6 Ways Coworking is Falling Off the Cliff in 2020

The coworking industry was melting down prior to the coronavirus. The disruptive business model is retreating from some of its 2019 excesses and perhaps finding its place as a tool in the broader real estate strategy of occupiers both small and large

by Dave McKenna, Editor CREB on July 8, 2020

Much of what we thought about the future of coworking is proving to be completely wrong according to a recent study in which JLL makes six predictions for coworking in 2020 and beyond. The coworking phenomenon grew at a 22% annual rate for ten years, but was already decelerating in 2019 prior to the pandemic. The market’s judgement on WeWork and the subsequent implosion of its IPO was a sign of the fundamental over heating that was occurring in the new business model. The rush to coworking was a bubble which is bursting in slow motion with the collapse of high-flying WeWork and the realities of Covid-19.

Total coworking leasing peaked in Q1 2019 with 6.4 million square feet leased in that period. Over half of the space was leased by a single operator – WeWork.  By Q4 of 2019 the total leasing had collapsed to 903k square feet – zero square feet leased by WeWork.

source: JLL Research

According to JLL, there are nearly 1,000 coworking vendors in the U.S. attempting to make sense of the business model. But the inherent risk of short-term leases is limiting investor interest in funding the experiment.

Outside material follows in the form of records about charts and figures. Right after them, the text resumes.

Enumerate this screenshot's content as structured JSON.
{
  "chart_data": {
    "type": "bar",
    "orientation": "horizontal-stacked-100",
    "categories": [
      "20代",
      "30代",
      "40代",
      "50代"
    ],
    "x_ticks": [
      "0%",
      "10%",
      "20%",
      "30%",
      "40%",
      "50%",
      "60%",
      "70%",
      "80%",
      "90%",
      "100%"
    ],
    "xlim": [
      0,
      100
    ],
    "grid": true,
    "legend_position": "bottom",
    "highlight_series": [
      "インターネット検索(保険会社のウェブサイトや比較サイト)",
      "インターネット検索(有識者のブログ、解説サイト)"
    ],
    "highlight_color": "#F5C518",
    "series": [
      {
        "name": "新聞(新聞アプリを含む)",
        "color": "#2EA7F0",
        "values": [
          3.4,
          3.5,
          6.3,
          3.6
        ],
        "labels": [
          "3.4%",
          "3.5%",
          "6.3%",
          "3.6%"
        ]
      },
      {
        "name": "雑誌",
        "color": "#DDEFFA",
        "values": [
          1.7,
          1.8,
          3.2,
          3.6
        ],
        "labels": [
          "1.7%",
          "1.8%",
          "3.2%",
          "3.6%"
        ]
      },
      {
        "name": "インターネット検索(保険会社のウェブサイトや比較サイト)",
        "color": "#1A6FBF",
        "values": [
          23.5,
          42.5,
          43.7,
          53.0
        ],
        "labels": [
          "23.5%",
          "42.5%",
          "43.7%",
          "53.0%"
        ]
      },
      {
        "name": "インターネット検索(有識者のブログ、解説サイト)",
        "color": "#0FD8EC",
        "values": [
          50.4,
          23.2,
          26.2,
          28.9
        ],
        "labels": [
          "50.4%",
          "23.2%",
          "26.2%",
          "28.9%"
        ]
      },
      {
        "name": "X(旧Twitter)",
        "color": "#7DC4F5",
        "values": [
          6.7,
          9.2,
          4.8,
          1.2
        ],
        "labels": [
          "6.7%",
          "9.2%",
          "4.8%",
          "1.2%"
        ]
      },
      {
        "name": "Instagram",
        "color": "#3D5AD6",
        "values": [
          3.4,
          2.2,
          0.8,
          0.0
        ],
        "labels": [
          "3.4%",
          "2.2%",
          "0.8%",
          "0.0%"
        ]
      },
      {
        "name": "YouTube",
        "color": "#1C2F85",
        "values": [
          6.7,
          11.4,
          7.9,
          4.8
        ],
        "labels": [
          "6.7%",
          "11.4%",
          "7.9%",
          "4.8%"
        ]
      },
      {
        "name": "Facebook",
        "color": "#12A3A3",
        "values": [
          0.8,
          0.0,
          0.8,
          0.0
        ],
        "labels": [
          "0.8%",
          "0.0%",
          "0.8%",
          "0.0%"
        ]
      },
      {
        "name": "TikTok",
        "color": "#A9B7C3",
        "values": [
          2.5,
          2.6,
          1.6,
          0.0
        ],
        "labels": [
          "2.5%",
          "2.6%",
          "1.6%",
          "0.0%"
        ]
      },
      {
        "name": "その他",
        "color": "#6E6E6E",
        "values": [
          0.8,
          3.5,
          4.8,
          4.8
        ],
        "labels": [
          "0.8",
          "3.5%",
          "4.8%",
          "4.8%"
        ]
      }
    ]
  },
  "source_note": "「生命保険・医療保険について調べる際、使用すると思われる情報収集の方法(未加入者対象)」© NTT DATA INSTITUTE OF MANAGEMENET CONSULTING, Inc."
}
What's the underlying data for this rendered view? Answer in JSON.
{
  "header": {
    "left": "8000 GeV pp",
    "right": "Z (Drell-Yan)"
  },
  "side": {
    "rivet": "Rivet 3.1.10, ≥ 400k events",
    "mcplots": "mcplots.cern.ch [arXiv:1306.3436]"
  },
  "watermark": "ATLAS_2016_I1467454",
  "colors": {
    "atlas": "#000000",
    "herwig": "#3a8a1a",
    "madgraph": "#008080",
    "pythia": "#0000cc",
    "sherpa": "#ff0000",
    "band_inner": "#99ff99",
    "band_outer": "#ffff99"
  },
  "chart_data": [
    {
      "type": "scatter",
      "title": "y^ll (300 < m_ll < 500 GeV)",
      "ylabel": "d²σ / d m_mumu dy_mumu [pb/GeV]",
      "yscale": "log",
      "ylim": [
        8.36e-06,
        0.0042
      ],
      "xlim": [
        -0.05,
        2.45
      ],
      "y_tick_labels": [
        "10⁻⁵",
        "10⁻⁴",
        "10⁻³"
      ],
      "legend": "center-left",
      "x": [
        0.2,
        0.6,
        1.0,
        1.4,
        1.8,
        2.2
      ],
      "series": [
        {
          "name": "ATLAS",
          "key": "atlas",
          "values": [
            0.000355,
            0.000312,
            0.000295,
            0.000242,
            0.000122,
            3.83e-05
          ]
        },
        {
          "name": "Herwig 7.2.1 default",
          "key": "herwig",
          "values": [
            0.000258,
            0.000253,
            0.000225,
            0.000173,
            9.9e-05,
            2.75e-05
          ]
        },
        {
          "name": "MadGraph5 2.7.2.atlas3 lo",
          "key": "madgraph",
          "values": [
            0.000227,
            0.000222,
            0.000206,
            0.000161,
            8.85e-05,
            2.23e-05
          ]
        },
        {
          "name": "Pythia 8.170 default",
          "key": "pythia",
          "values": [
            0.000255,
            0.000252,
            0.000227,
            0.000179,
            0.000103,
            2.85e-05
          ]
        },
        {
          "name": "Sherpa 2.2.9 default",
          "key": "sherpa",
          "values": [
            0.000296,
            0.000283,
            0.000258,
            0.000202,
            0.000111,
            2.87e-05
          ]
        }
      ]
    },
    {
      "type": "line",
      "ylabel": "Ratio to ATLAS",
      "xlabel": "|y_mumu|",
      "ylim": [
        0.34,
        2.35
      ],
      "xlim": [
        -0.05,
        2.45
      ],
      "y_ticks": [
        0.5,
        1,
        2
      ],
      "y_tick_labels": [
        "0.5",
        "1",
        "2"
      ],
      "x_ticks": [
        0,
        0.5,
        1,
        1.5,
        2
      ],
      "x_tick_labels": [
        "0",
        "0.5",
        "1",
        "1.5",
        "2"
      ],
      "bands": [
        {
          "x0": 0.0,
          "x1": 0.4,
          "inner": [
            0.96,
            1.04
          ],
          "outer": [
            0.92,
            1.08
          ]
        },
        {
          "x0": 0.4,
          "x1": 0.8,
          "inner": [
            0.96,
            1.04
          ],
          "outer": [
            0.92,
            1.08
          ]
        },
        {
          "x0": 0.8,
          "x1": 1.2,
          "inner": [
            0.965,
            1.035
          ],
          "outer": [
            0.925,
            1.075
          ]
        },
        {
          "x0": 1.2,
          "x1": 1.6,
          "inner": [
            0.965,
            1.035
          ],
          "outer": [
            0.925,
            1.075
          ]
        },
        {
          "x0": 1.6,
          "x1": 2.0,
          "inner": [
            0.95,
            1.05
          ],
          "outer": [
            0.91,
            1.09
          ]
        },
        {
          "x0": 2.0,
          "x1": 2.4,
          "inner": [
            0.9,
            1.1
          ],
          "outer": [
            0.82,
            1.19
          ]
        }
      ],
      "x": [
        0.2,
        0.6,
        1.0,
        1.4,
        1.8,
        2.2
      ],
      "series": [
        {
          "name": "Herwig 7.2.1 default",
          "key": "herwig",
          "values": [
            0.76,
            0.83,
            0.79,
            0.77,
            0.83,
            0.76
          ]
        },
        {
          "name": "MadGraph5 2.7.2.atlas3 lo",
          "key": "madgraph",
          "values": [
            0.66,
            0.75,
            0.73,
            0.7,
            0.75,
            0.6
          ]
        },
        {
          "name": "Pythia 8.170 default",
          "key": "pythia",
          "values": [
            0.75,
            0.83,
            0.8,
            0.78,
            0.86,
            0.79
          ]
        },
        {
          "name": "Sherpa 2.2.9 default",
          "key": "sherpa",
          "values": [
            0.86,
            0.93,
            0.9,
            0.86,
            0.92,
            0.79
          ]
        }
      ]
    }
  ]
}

In a retreat from the heady days of 2019 and a time when no one had heard of coronavirus, the average deal size has shrunk by 38% and the focus is reverting back to cheaper, lower-end properties rather than the swanky class-A product the industry was hyperventilating over last year.

However, there are some signs of life in the coworking model. A number of asset holders are using the flex space option as an amenity to attract growing employers who then “graduate” into larger, conventional long-term leases. Also, corporate occupiers now represent 40% of the coworking leases and the effects of covid-19 are likely to increase the Fortune 500 demand for agile workspace for a workforce that is likely to remain somewhat more remote than pre-pandemic.